Key Advantages of This Approach

  • Scalable: Easily handles millions of records without affecting performance.

  • Memory-safe: Streams data directly to disk instead of loading everything in memory.

  • User-friendly: Uses background jobs with progress tracking for a smooth experience.

  • Flexible: Allows users to choose which columns to export.

  • Reliable: Automatically retries failed jobs to ensure successful exports.

  • Native Laravel: Built entirely with Laravel’s core features, no third-party packages needed.


Conclusion

Traditional Laravel export methods cannot handle very large datasets efficiently.
Using a queue-based, chunked CSV export system ensures:

  • No timeouts or crashes

  • Constant memory usage

  • Background job processing

  • Reusable and modular code

This approach is ideal for exporting large data such as reports, analytics, and product price histories in Laravel.


? Frequently Asked Questions

Q1: Why not use Maatwebsite/Excel?
It loads data into memory, which is not suitable for millions of rows. The CSV streaming method is much more efficient.

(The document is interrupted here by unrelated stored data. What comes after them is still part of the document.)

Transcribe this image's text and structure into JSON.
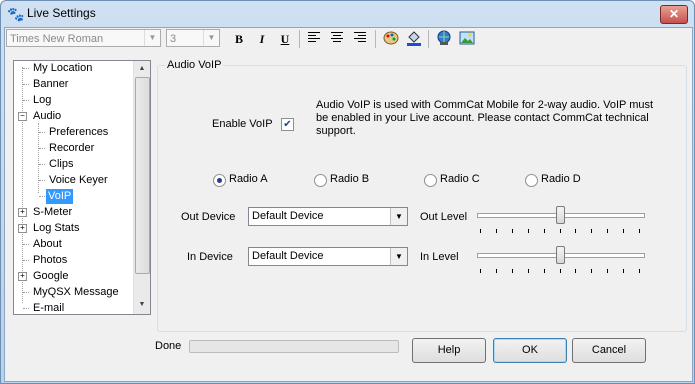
{
  "window": {
    "title": "Live Settings",
    "close_glyph": "✕",
    "icon": "paw-icon"
  },
  "toolbar": {
    "font_name": "Times New Roman",
    "font_size": "3",
    "bold": "B",
    "italic": "I",
    "underline": "U"
  },
  "tree": {
    "items": [
      {
        "label": "My Location"
      },
      {
        "label": "Banner"
      },
      {
        "label": "Log"
      },
      {
        "label": "Audio"
      },
      {
        "label": "Preferences"
      },
      {
        "label": "Recorder"
      },
      {
        "label": "Clips"
      },
      {
        "label": "Voice Keyer"
      },
      {
        "label": "VoIP"
      },
      {
        "label": "S-Meter"
      },
      {
        "label": "Log Stats"
      },
      {
        "label": "About"
      },
      {
        "label": "Photos"
      },
      {
        "label": "Google"
      },
      {
        "label": "MyQSX Message"
      },
      {
        "label": "E-mail"
      }
    ],
    "selected": "VoIP",
    "expander_minus": "−",
    "expander_plus": "+"
  },
  "panel": {
    "group_title": "Audio VoIP",
    "enable_label": "Enable VoIP",
    "enable_checked": true,
    "check_glyph": "✔",
    "info_line1": "Audio VoIP is used with CommCat Mobile for 2-way audio.  VoIP must",
    "info_line2": "be enabled in your Live account.  Please contact CommCat technical",
    "info_line3": "support.",
    "radios": [
      {
        "label": "Radio A",
        "checked": true
      },
      {
        "label": "Radio B",
        "checked": false
      },
      {
        "label": "Radio C",
        "checked": false
      },
      {
        "label": "Radio D",
        "checked": false
      }
    ],
    "out_device_label": "Out Device",
    "out_device_value": "Default Device",
    "out_level_label": "Out Level",
    "out_level": 0.5,
    "in_device_label": "In Device",
    "in_device_value": "Default Device",
    "in_level_label": "In Level",
    "in_level": 0.5
  },
  "status": {
    "label": "Done",
    "progress": 0
  },
  "buttons": {
    "help": "Help",
    "ok": "OK",
    "cancel": "Cancel"
  },
  "colors": {
    "selection": "#3399ff",
    "progress": "#06b025"
  }
}
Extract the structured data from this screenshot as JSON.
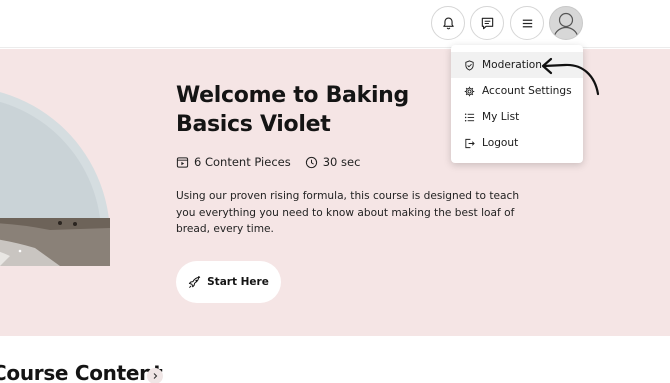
{
  "header": {
    "notifications_icon": "bell-icon",
    "messages_icon": "chat-icon",
    "menu_icon": "hamburger-icon",
    "avatar_icon": "user-avatar-icon"
  },
  "hero": {
    "title": "Welcome to Baking Basics Violet",
    "content_pieces": "6 Content Pieces",
    "duration": "30 sec",
    "description": "Using our proven rising formula, this course is designed to teach you everything you need to know about making the best loaf of bread, every time.",
    "start_button": "Start Here"
  },
  "section": {
    "title": "Course Content"
  },
  "dropdown": {
    "items": [
      {
        "label": "Moderation",
        "icon": "shield-check-icon"
      },
      {
        "label": "Account Settings",
        "icon": "gear-icon"
      },
      {
        "label": "My List",
        "icon": "list-icon"
      },
      {
        "label": "Logout",
        "icon": "logout-icon"
      }
    ]
  },
  "colors": {
    "hero_background": "#f5e5e5",
    "header_background": "#ffffff",
    "text": "#141414",
    "menu_highlight": "#f1f1f1"
  }
}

Q2: Can this be used for Excel (XLSX)?
Yes, but CSV is faster and more memory-efficient. For Excel, use a streaming writer library.

Q3: How can users be notified when exports are ready?
Use Laravel Notifications to send an email or in-app alert once the export is completed.

Q4: What happens if the job fails?
Laravel automatically retries based on the $tries value. If all retries fail, the export is marked as failed.

Q5: Can I track progress in real-time?
Yes, poll the progress value using an API to show a progress bar in your frontend.

Q6: How large can the export be?
Very large. Since the data is streamed to disk, it can handle hundreds of megabytes or millions of rows without issues.